Complete interaction: All of a unique visitor’s sessions with one article on a cellphone. In some cases, such as time of the day, we looked at the combined sessions for that particular daypart. For example, if a user read an article over multiple sessions during the morning, we combined these sessions to analyze the activity that took place within that specific daypart.

Return visitors: Visitors who visit an article more than once on the same cellphone. This is tracked by using a web cookie, which uniquely identifies each user’s web browser. A visit is a return visit if it begins at least 60 minutes after the start of the preceding session.

Engaged time: An indicator of the time a user spends with content, as measured by page activity. In other words, this refers to any time that a user spends “engaged” – meaning scrolling, clicking or tapping – with a web page. In the current dataset, a pause in the accumulation of engaged time is set at 5.5 seconds of unengaged time on a page, with engaged time resuming if or when there is action again.

Mean (average) engaged time: An indicator of the overall time spent with a page, this is calculated by taking all visitors’ total engaged time, adding it together and then dividing by the number of visitors. Most analyses of engaged time use this metric.

Median engaged time: An indicator of the overall time spent with a page, this ranks all user activity with a page by engaged time and identifies the engaged time value that is the most typical or falls in the middle (the middle value).
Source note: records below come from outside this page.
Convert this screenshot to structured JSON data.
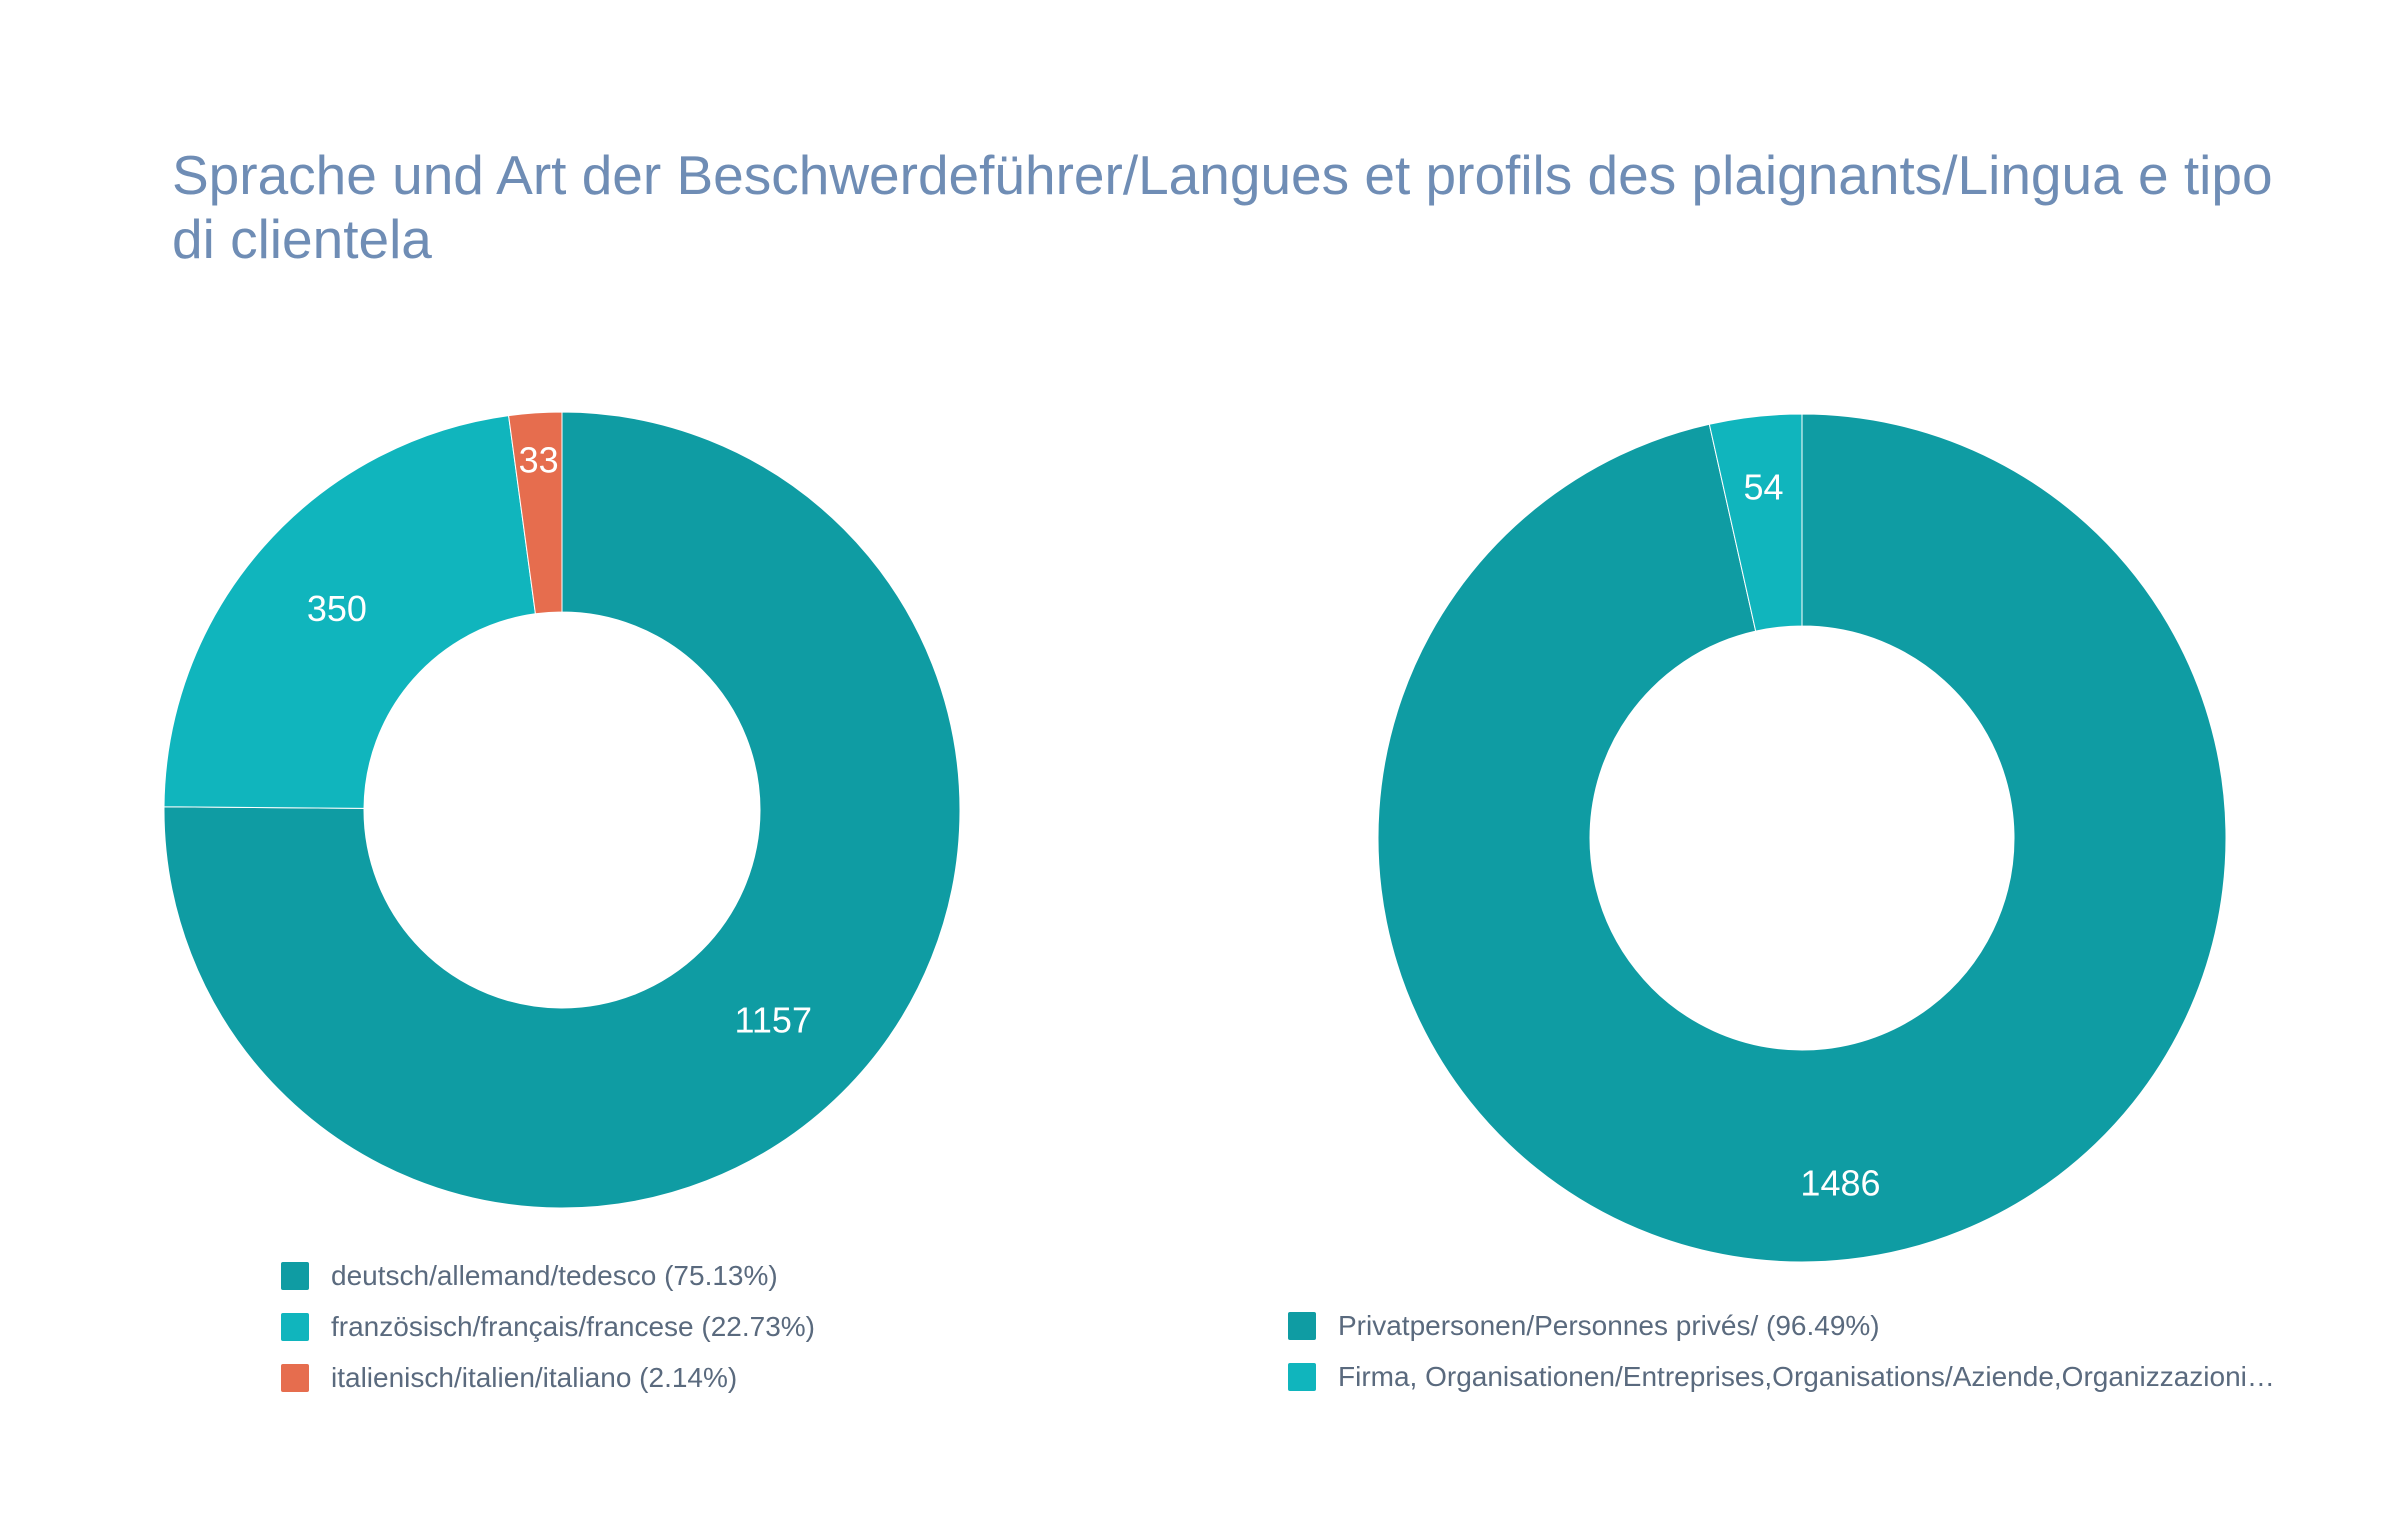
{
  "chart_title": "Sprache und Art der Beschwerdeführer/Langues et profils des plaignants/Lingua e tipo di clientela",
  "chart_data": [
    {
      "type": "pie",
      "donut": true,
      "title": "",
      "categories": [
        "deutsch/allemand/tedesco",
        "französisch/français/francese",
        "italienisch/italien/italiano"
      ],
      "values": [
        1157,
        350,
        33
      ],
      "value_labels": [
        "1157",
        "350",
        "33"
      ],
      "percentages": [
        "75.13%",
        "22.73%",
        "2.14%"
      ],
      "legend_labels": [
        "deutsch/allemand/tedesco (75.13%)",
        "französisch/français/francese (22.73%)",
        "italienisch/italien/italiano (2.14%)"
      ],
      "colors": [
        "#0f9ca3",
        "#10b5bd",
        "#e66d4e"
      ],
      "legend_position": "bottom"
    },
    {
      "type": "pie",
      "donut": true,
      "title": "",
      "categories": [
        "Privatpersonen/Personnes privés/",
        "Firma, Organisationen/Entreprises,Organisations/Aziende,Organizzazioni"
      ],
      "values": [
        1486,
        54
      ],
      "value_labels": [
        "1486",
        "54"
      ],
      "percentages": [
        "96.49%",
        "3.51%"
      ],
      "legend_labels": [
        "Privatpersonen/Personnes privés/ (96.49%)",
        "Firma, Organisationen/Entreprises,Organisations/Aziende,Organizzazioni…"
      ],
      "colors": [
        "#0f9ca3",
        "#10b5bd"
      ],
      "legend_position": "bottom"
    }
  ]
}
Referral: The pathway a visitor takes to initially land upon a news article. In this study, there are five distinct types of referrals:

  • Direct: A visitor accesses an article by directly typing the URL address into the browser; selecting a bookmarked URL; or clicking on a URL in an email, instant message or other non-web based link.
  • Internal: A visitor accesses an article from an internal link, meaning a web page that has the same domain (i.e., a page that has the same base URL).
  • Search: A visitor follows a link from a search engine such as Google or Bing.
  • Social: A visitor follows a link from a social networking site such as Facebook, Twitter, Google Plus, LinkedIn, Pinterest Reddit or others.
  • External website: A visitor follows a link from other websites that do not fall under any of the previous categories.

Daypart: Each visitor’s activity was classified into one of five dayparts – or periods of the day –based on their local time zone, if identifiable to the zip code level by the user IP address. These dayparts are:

  • Morning (4:00 a.m. – 9:59 a.m.)
  • Midday (10:00 a.m. – 3:59 p.m.)
  • Evening (4:00 p.m. – 7:59 p.m.)
  • Nighttime (8:00 p.m. – 11:59 p.m.)
  • Late night (12:00 a.m. – 3:59 a.m.)

Lifespan: This refers to the time between an article’s publication date and each visitor’s visits to an article. In this study, we looked at articles with visits in September 2015.

Articles: Online news stories published by a mix of 30 news organizations that are Parse.ly clients. The data include all articles of 101 words or more published between April 1 and Sept. 30, 2015, that met a minimum threshold of U.S.-based page views in the month of September 2015. For short-form articles, the minimum threshold was 100 views on any device and with at least one cellphone view; the respective number for long-form was 25 views. Stories 100 words or fewer were removed due to the high number of photos, headlines and slideshows, which introduced errors into the engaged time metric.

Video and audio news content could be included if it met the minimum word threshold of 101 words and the user somehow activated the screen through a touch or a scroll before the 5.5 second cutoff. It is likely, though, that in most cases a user would hit that 5.5 seconds of inactivity, therefore ending the session. Thus, most of the measures here tell us more about time reading than time spent watching or listening to news.